Why Do Muscles Get Sore?

Delayed onset muscle soreness (DOMS) is the muscle pain or discomfort often felt from 24 to 72 hours after intense exercise. DOMS typically subsides within two or three days. Although the precise cause is unknown, the type of muscle contraction seems to be a factor in the development of DOMS. 

Exercises that involve many loaded, eccentric contractions can result in the most severe cases of DOMS. For example, think about the quadriceps when you are in a squat position. As you hold that squat, you can see that the thigh muscle is under tension and stretched. You may be able to assume this type of position every day without any soreness, but when you add external load (such as holding heavy weights or a heavy object above and beyond what you normally might carry in daily life), soreness occurs. There is no need to be alarmed by the onset of DOMS. It generally subsides in a couple of days.

 Additionally, it is important not to measure the effectiveness or the success of your workout based on the appearance of DOMS. Typically, if you try a new exercise, perform it in a new sequence, use new patterns, or add additional loads, DOMS will be more likely to occur. 

If you do not experience DOMS, that is not an indication that your workout is not intense enough or unsuccessful. Training in a state of constant soreness would be uncomfortable, although you may be able to adapt to it. The relationship among muscle soreness, rest, and hypertrophy can be a controversial topic where bodybuilding is concerned. 

Some have claimed that perpetual muscle soreness ensures muscle growth, but rest and recovery are required for optimal training results. One possible way to reduce DOMS is by stretching before and after exercise. Warming up before and cooling down after exercise can also be beneficial. 

Other evidence, however, suggests that stretching has no impact on DOMS. Flexibility training is an extremely important component of fitness that should not be avoided or under emphasized. However, stretching after an intense workout will not decrease the onset of DOMS. 

Flexibility training is most beneficial when performed midway through and at the end of a workout, but it will not reduce your chances of experiencing DOMS. Some fitness experts have recommended contrast showers—alternating between cold and hot waterto increase circulation as a possible treatment for DOMS. However, the best way to recover from DOMS is simply to take time. You need about 24 to 48 hours to recover from this muscle rebuilding process.

Science Behind Strength Training

The information on strength training provided to this point has been on a general level, the type of information you might see in a women’s magazine or in a pamphlet advocating the benefits of strength training for women. However, to understand how strength training really works, let’s dig a little deeper into the bonafide science behind increased lean mass and what this means for a woman and her body.

Muscles and Their Response to Strength Training Strength training focuses on skeletal muscles because these are the muscles you can control during activity. Skeletal muscles themselves are a complex arrangement of fibers organized into bundles surrounded by connective tissues. These connective tissues transmit the force of muscle contraction to the tendons, which are attached to bones, which ultimately cause movement when stimulated via nervous impulses.

Therefore, direct stimulation from the central nervous system via muscles ultimately moves limbs and creates joint actions, or body movements, to occur.Human skeletal muscles come in two varieties.
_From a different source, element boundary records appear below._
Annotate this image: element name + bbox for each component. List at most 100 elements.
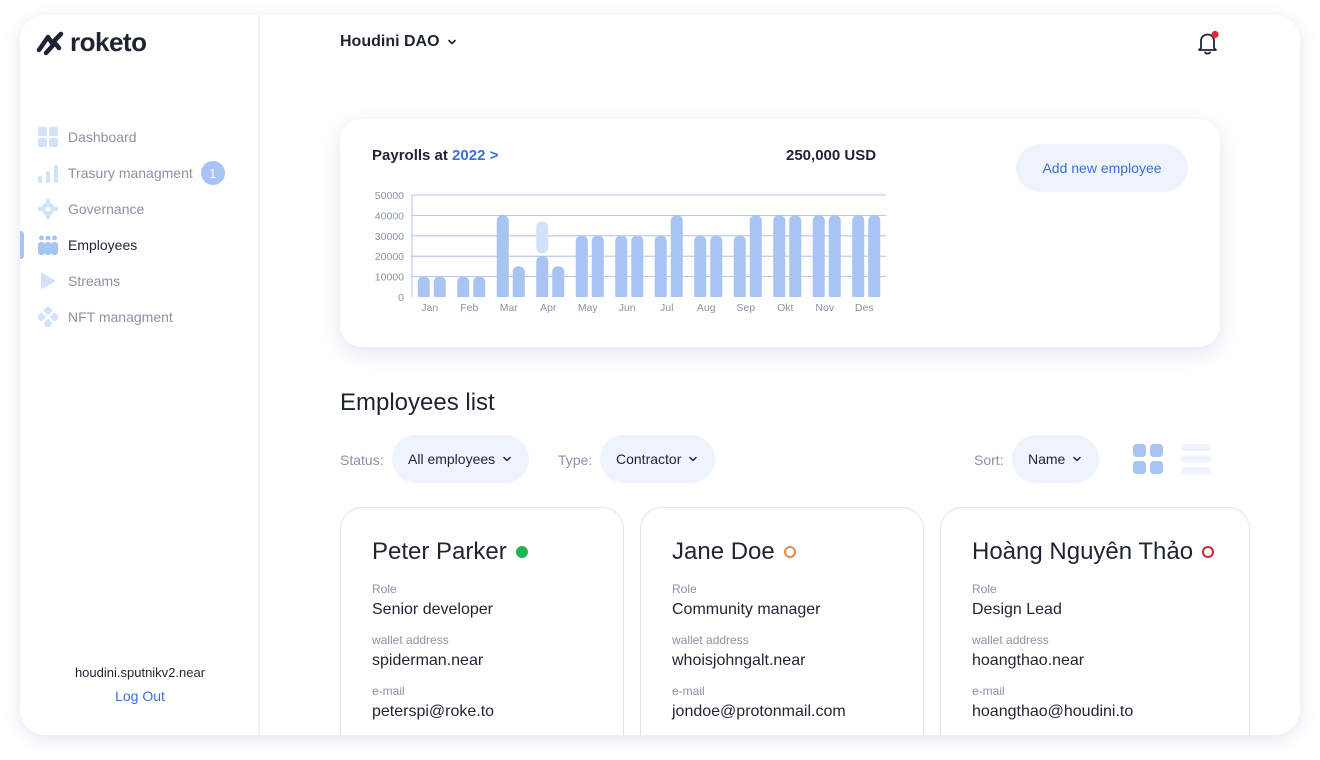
payroll-year-link[interactable]: 2022 > xyxy=(452,147,498,164)
sidebar-item-label: Employees xyxy=(68,237,138,253)
notification-bell-icon[interactable] xyxy=(1196,30,1220,56)
sidebar-item-employees[interactable]: Employees xyxy=(20,227,260,263)
people-icon xyxy=(38,235,58,255)
chart-x-tick-label: Feb xyxy=(460,302,478,314)
employee-card[interactable]: Hoàng Nguyên Thảo Role Design Lead walle… xyxy=(940,507,1250,735)
status-filter-value: All employees xyxy=(408,451,496,467)
chart-x-tick-label: May xyxy=(578,302,599,314)
bar-chart-icon xyxy=(38,163,58,183)
chart-x-tick-label: Mar xyxy=(500,302,519,314)
list-view-icon[interactable] xyxy=(1181,444,1211,474)
payroll-title-prefix: Payrolls at xyxy=(372,147,448,164)
wallet-value: spiderman.near xyxy=(372,652,484,669)
employee-card[interactable]: Jane Doe Role Community manager wallet a… xyxy=(640,507,924,735)
chart-bar xyxy=(812,215,825,301)
sidebar-item-label: Streams xyxy=(68,273,121,289)
employee-name: Hoàng Nguyên Thảo xyxy=(972,538,1194,565)
logout-link[interactable]: Log Out xyxy=(20,688,260,704)
sort-dropdown[interactable]: Name xyxy=(1012,435,1100,483)
chart-bar xyxy=(575,235,588,301)
chart-bar xyxy=(496,215,509,301)
type-filter-value: Contractor xyxy=(616,451,682,467)
chevron-down-icon xyxy=(447,39,456,45)
org-selector[interactable]: Houdini DAO xyxy=(340,33,458,51)
chart-y-tick-label: 20000 xyxy=(375,251,404,263)
chart-baseline-mask xyxy=(413,297,887,303)
main-content: Houdini DAO Payrolls at 2022 > 250,000 U… xyxy=(260,15,1300,735)
chart-bar xyxy=(552,266,565,301)
sidebar-item-governance[interactable]: Governance xyxy=(20,191,260,227)
play-icon xyxy=(38,271,58,291)
gear-icon xyxy=(38,199,58,219)
chart-x-tick-label: Nov xyxy=(815,302,834,314)
status-filter-dropdown[interactable]: All employees xyxy=(392,435,530,483)
filters-bar: Status: All employees Type: Contractor S… xyxy=(340,435,1220,483)
chart-bar xyxy=(631,235,644,301)
wallet-value: hoangthao.near xyxy=(972,652,1085,669)
payroll-title: Payrolls at 2022 > xyxy=(372,147,498,164)
sidebar-item-label: Trasury managment xyxy=(68,165,193,181)
employee-name-row: Hoàng Nguyên Thảo xyxy=(972,538,1218,566)
employee-name: Peter Parker xyxy=(372,538,507,565)
status-online-icon xyxy=(515,546,528,558)
org-name: Houdini DAO xyxy=(340,33,440,50)
email-value: jondoe@protonmail.com xyxy=(672,703,846,720)
role-value: Senior developer xyxy=(372,601,493,618)
chart-x-tick-label: Sep xyxy=(736,302,755,314)
chart-bar xyxy=(654,235,667,301)
email-value: peterspi@roke.to xyxy=(372,703,495,720)
chevron-down-icon xyxy=(689,456,698,462)
chart-bar xyxy=(828,215,841,301)
sidebar-item-label: NFT managment xyxy=(68,309,173,325)
employee-name-row: Peter Parker xyxy=(372,538,592,566)
app-window: roketo Dashboard Trasury managment 1 Gov… xyxy=(20,15,1300,735)
chart-bar xyxy=(773,215,786,301)
add-employee-button[interactable]: Add new employee xyxy=(1016,144,1188,192)
chart-bar xyxy=(591,235,604,301)
chart-x-tick-label: Des xyxy=(855,302,874,314)
employee-name: Jane Doe xyxy=(672,538,775,565)
status-filter-label: Status: xyxy=(340,452,384,468)
email-label: e-mail xyxy=(672,684,705,698)
wallet-value: whoisjohngalt.near xyxy=(672,652,806,669)
notification-badge: 1 xyxy=(200,161,225,185)
wallet-label: wallet address xyxy=(672,633,749,647)
sidebar-item-treasury[interactable]: Trasury managment 1 xyxy=(20,155,260,191)
chart-x-tick-label: Okt xyxy=(777,302,793,314)
chart-x-tick-label: Aug xyxy=(697,302,716,314)
chart-bar xyxy=(789,215,802,301)
payroll-chart: 50000 40000 30000 20000 10000 0 Jan Feb Mar Apr Ma… xyxy=(375,190,887,314)
notification-dot xyxy=(1211,30,1219,39)
chart-y-tick-label: 10000 xyxy=(375,272,404,284)
account-name: houdini.sputnikv2.near xyxy=(74,665,206,680)
role-label: Role xyxy=(972,582,997,596)
grid-icon xyxy=(38,127,58,147)
email-label: e-mail xyxy=(972,684,1005,698)
employee-card[interactable]: Peter Parker Role Senior developer walle… xyxy=(340,507,624,735)
chart-bar-stacked xyxy=(536,221,549,254)
employee-name-row: Jane Doe xyxy=(672,538,892,566)
employees-list-title: Employees list xyxy=(340,389,495,416)
sidebar-item-dashboard[interactable]: Dashboard xyxy=(20,119,260,155)
sort-value: Name xyxy=(1028,451,1066,467)
sidebar-item-label: Governance xyxy=(68,201,145,217)
chart-bar xyxy=(710,235,723,301)
grid-view-icon[interactable] xyxy=(1133,444,1163,474)
status-offline-icon xyxy=(1202,546,1215,558)
sidebar-item-nft[interactable]: NFT managment xyxy=(20,299,260,335)
diamond-icon xyxy=(38,307,58,327)
wallet-label: wallet address xyxy=(372,633,449,647)
chart-x-tick-label: Jan xyxy=(421,302,438,314)
chart-y-tick-label: 40000 xyxy=(375,210,404,222)
payroll-card: Payrolls at 2022 > 250,000 USD 50000 4000… xyxy=(340,119,1220,347)
sidebar-item-streams[interactable]: Streams xyxy=(20,263,260,299)
roketo-logo-icon xyxy=(36,31,64,55)
type-filter-dropdown[interactable]: Contractor xyxy=(600,435,716,483)
role-label: Role xyxy=(672,582,697,596)
brand-name: roketo xyxy=(70,27,147,57)
chart-bar xyxy=(615,235,628,301)
status-away-icon xyxy=(783,546,796,558)
wallet-label: wallet address xyxy=(972,633,1049,647)
logo[interactable]: roketo xyxy=(36,27,147,58)
role-value: Design Lead xyxy=(972,601,1062,618)
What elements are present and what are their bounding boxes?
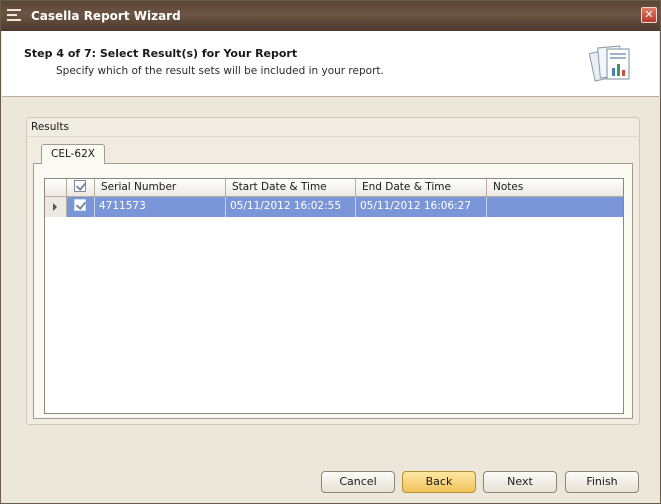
row-checkbox[interactable] [74,199,86,211]
cell-serial-number[interactable]: 4711573 [95,197,226,217]
cell-start-date[interactable]: 05/11/2012 16:02:55 [226,197,356,217]
column-header-serial-number[interactable]: Serial Number [95,179,226,197]
select-all-checkbox[interactable] [74,180,86,192]
results-group: Results Serial Number Start Date & Time … [26,117,640,425]
column-header-start-date[interactable]: Start Date & Time [226,179,356,197]
system-menu-icon[interactable] [7,9,21,22]
cancel-button[interactable]: Cancel [321,471,395,493]
row-select-cell[interactable] [67,197,95,217]
header-row-indicator [45,179,67,197]
table-row[interactable]: 4711573 05/11/2012 16:02:55 05/11/2012 1… [45,197,623,217]
title-bar[interactable]: Casella Report Wizard ✕ [1,1,660,31]
close-button[interactable]: ✕ [641,7,657,23]
current-row-arrow-icon [53,203,57,211]
back-button[interactable]: Back [402,471,476,493]
column-header-end-date[interactable]: End Date & Time [356,179,487,197]
report-documents-icon [589,45,630,82]
step-title: Step 4 of 7: Select Result(s) for Your R… [24,47,298,60]
row-indicator[interactable] [45,197,67,217]
window-title: Casella Report Wizard [31,9,181,23]
wizard-header: Step 4 of 7: Select Result(s) for Your R… [2,31,659,97]
header-select-all[interactable] [67,179,95,197]
column-header-notes[interactable]: Notes [487,179,623,197]
tab-panel: Serial Number Start Date & Time End Date… [33,163,633,419]
group-divider [27,136,639,137]
next-button[interactable]: Next [483,471,557,493]
cell-notes[interactable] [487,197,623,217]
tab-cel-62x[interactable]: CEL-62X [41,144,105,164]
grid-header: Serial Number Start Date & Time End Date… [45,179,623,197]
wizard-window: Casella Report Wizard ✕ Step 4 of 7: Sel… [0,0,661,504]
results-group-label: Results [31,121,69,133]
finish-button[interactable]: Finish [565,471,639,493]
step-description: Specify which of the result sets will be… [56,65,384,77]
results-grid[interactable]: Serial Number Start Date & Time End Date… [44,178,624,414]
cell-end-date[interactable]: 05/11/2012 16:06:27 [356,197,487,217]
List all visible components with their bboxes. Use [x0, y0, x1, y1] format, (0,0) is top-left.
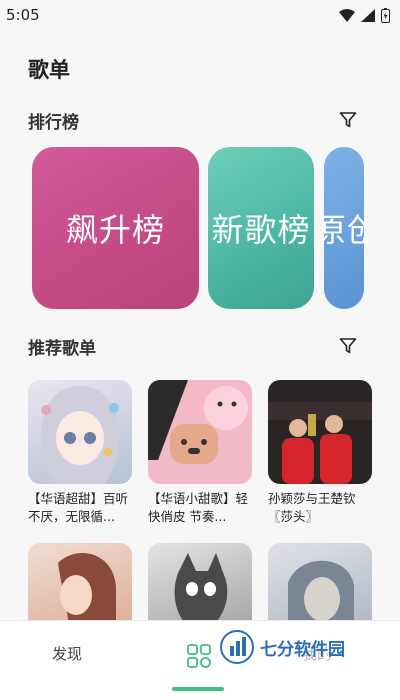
athletes-photo-cover-art	[268, 402, 372, 484]
ranking-card-soaring[interactable]: 飙升榜	[32, 147, 199, 309]
playlist-cover	[148, 380, 252, 484]
status-time: 5:05	[6, 6, 40, 24]
playlist-cover	[268, 380, 372, 484]
playlist-title: 孙颖莎与王楚钦〖莎头〗	[268, 491, 356, 524]
rankings-header: 排行榜	[28, 107, 360, 133]
recommended-header: 推荐歌单	[28, 333, 360, 359]
rankings-filter-button[interactable]	[336, 108, 360, 132]
nav-tab-discover[interactable]: 发现	[52, 643, 82, 664]
rankings-carousel[interactable]: 飙升榜 新歌榜 原创	[32, 147, 400, 309]
cartoon-bear-cover-art	[148, 380, 248, 464]
anime-girl-cover-art	[41, 386, 119, 484]
ranking-card-label: 新歌榜	[211, 211, 311, 249]
playlist-item[interactable]: 孙颖莎与王楚钦〖莎头〗	[268, 380, 372, 526]
page-title: 歌单	[28, 58, 70, 82]
playlist-title: 【华语超甜】百听不厌，无限循...	[28, 491, 129, 524]
playlist-item[interactable]: 【华语小甜歌】轻快俏皮 节奏...	[148, 380, 252, 526]
status-icons	[339, 7, 390, 23]
watermark: 七分软件园	[220, 630, 345, 664]
recommended-filter-button[interactable]	[336, 334, 360, 358]
filter-icon	[339, 338, 357, 354]
nav-tab-playlists[interactable]	[186, 643, 212, 669]
ranking-card-label: 原创	[324, 211, 364, 249]
ranking-card-original[interactable]: 原创	[324, 147, 364, 309]
playlist-item[interactable]: 【华语超甜】百听不厌，无限循...	[28, 380, 132, 526]
rankings-title: 排行榜	[28, 112, 79, 133]
ranking-card-new-songs[interactable]: 新歌榜	[208, 147, 314, 309]
nav-active-indicator	[172, 687, 224, 691]
ranking-card-label: 飙升榜	[65, 211, 165, 249]
status-bar: 5:05	[0, 0, 400, 30]
grid-icon	[187, 644, 211, 668]
filter-icon	[339, 112, 357, 128]
wifi-icon	[339, 8, 355, 22]
watermark-logo-icon	[220, 630, 254, 664]
recommended-title: 推荐歌单	[28, 338, 96, 359]
playlist-cover	[28, 380, 132, 484]
battery-charging-icon	[381, 7, 390, 23]
playlist-title: 【华语小甜歌】轻快俏皮 节奏...	[148, 491, 249, 524]
watermark-text: 七分软件园	[260, 639, 345, 660]
signal-icon	[361, 8, 375, 22]
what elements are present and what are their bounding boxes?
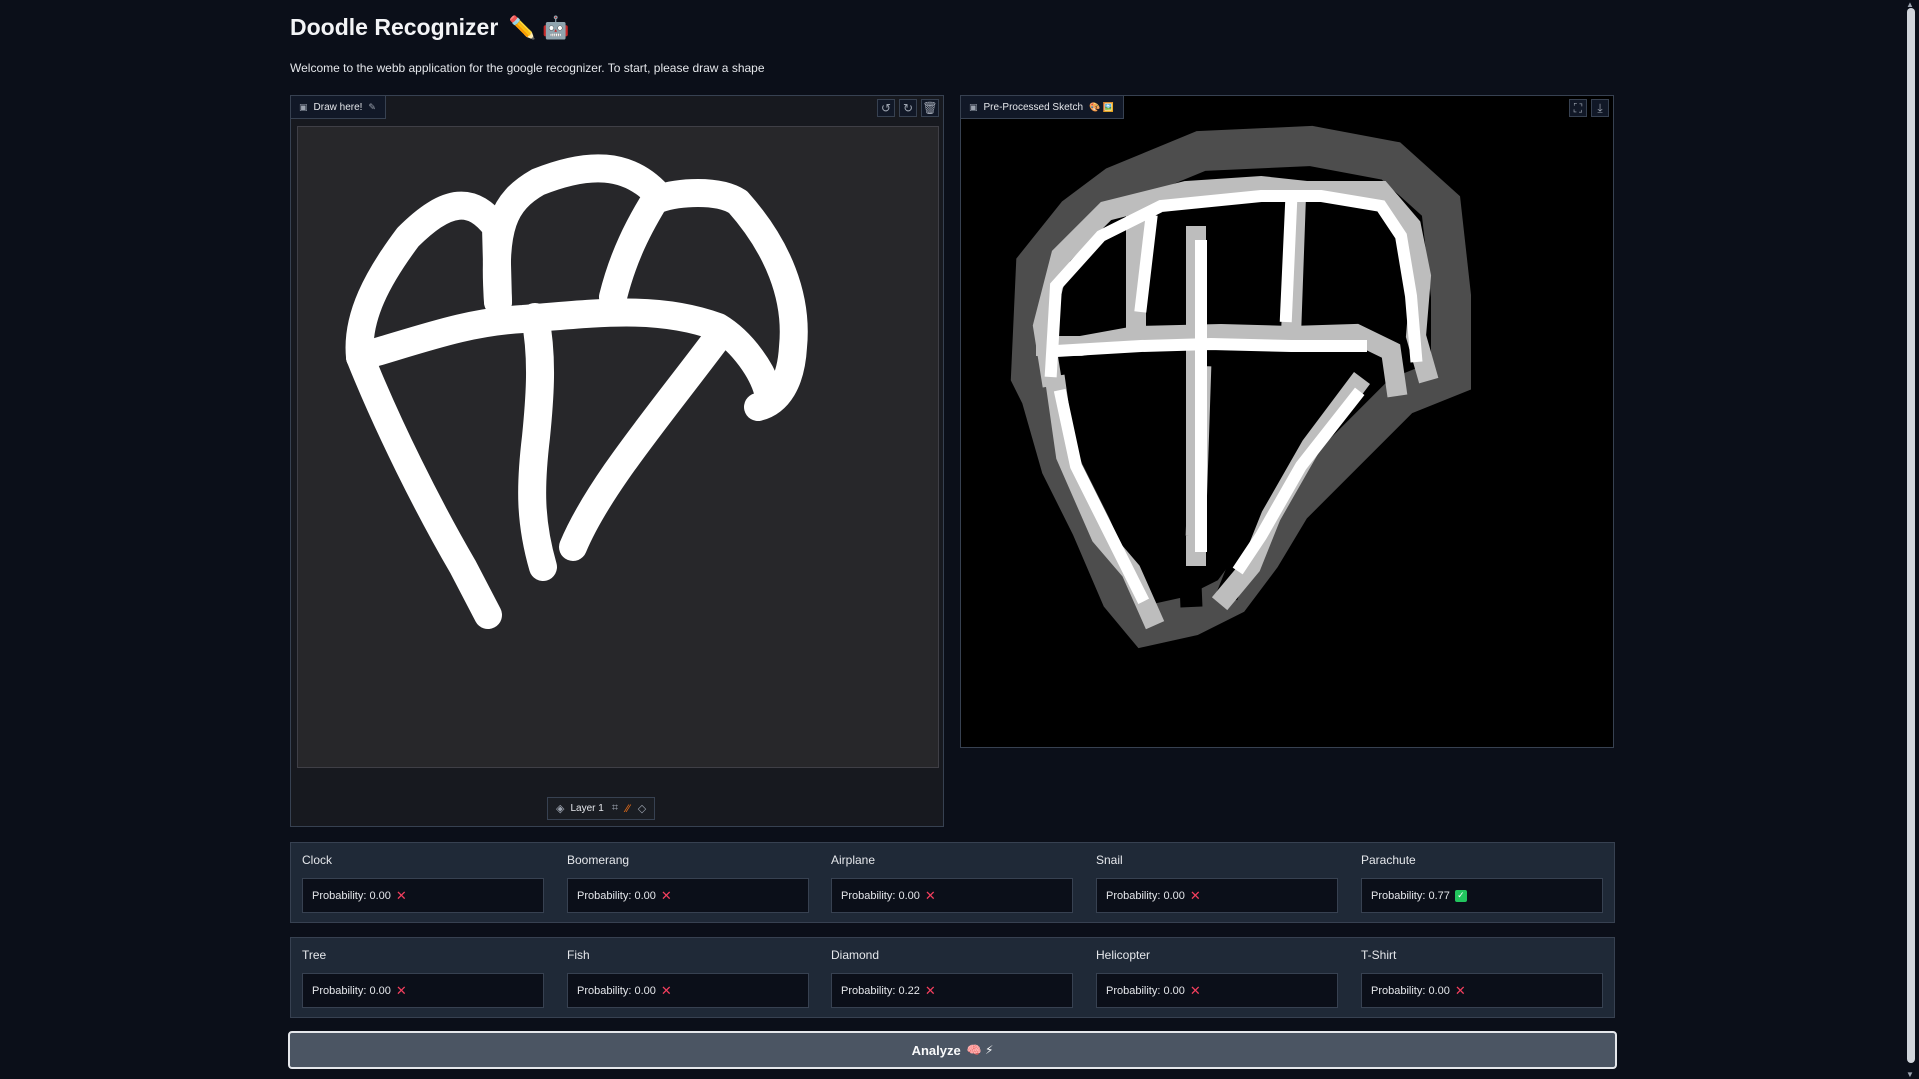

Slow-twitch muscles (also referred to as Type Ia) enable you to stand upright and walk.

 The muscles of the core are made up primarily of this type. The other variety, fast-twitch muscles, are divided into two categories: Type II a and Type II b. These provide the power for movements such as pushing, pulling, lifting, and throwing.The term muscle contraction actually implies muscle shortening, but muscles can produce force while lengthening or maintaining a specific length. For example, to pick up an object, you bend (or flex) your elbow joint and use the biceps muscle to assist your hand in grasping the object to pick it up. 

The biceps muscle is contracted,or shortened, to produce the necessary force to accomplish this task. Likewise, when you are in a plank position (the up phase of a push-up), you are contracting many muscles to hold that position, but there is no change in muscle length. Therefore,you are producing force in the skeletal muscles without changing the length of the muscles. 

Because the word contraction can mean a variety of things, the term muscle action is actually more descriptive and more appropriate when discussing exercise and what muscles do in response to exercise. Isotonic muscle actions include concentric (muscle shortening) and eccentric (muscle lengthening). Isometric muscle actions involve the production of force without movement.

A concentric muscle action occurs when a muscle produces force, resulting in a shortening of the muscle fibers and the creation of torque. For example, when you flex your knee, your hamstring muscles shorten and produce force in the back of your thigh.Torque is yet another term for the force produced when a muscle is pushed, pulled, or twisted around a joint. 

Torque usually refers to twisting or rotating movements. Sometimes this is a good thing, but torque can be undesirable,resulting in an increased risk of injury. 

An eccentric muscle action occurs when torque is produced while the muscle is being lengthened. When the speed and the force of a muscle contraction are low, both slow- and fast-twitch muscle fibers are recruited. When the muscle contraction is fast and requires more force, the slow twitch muscle is too slow to contribute as much, so the predominant fiber type is fast twitch.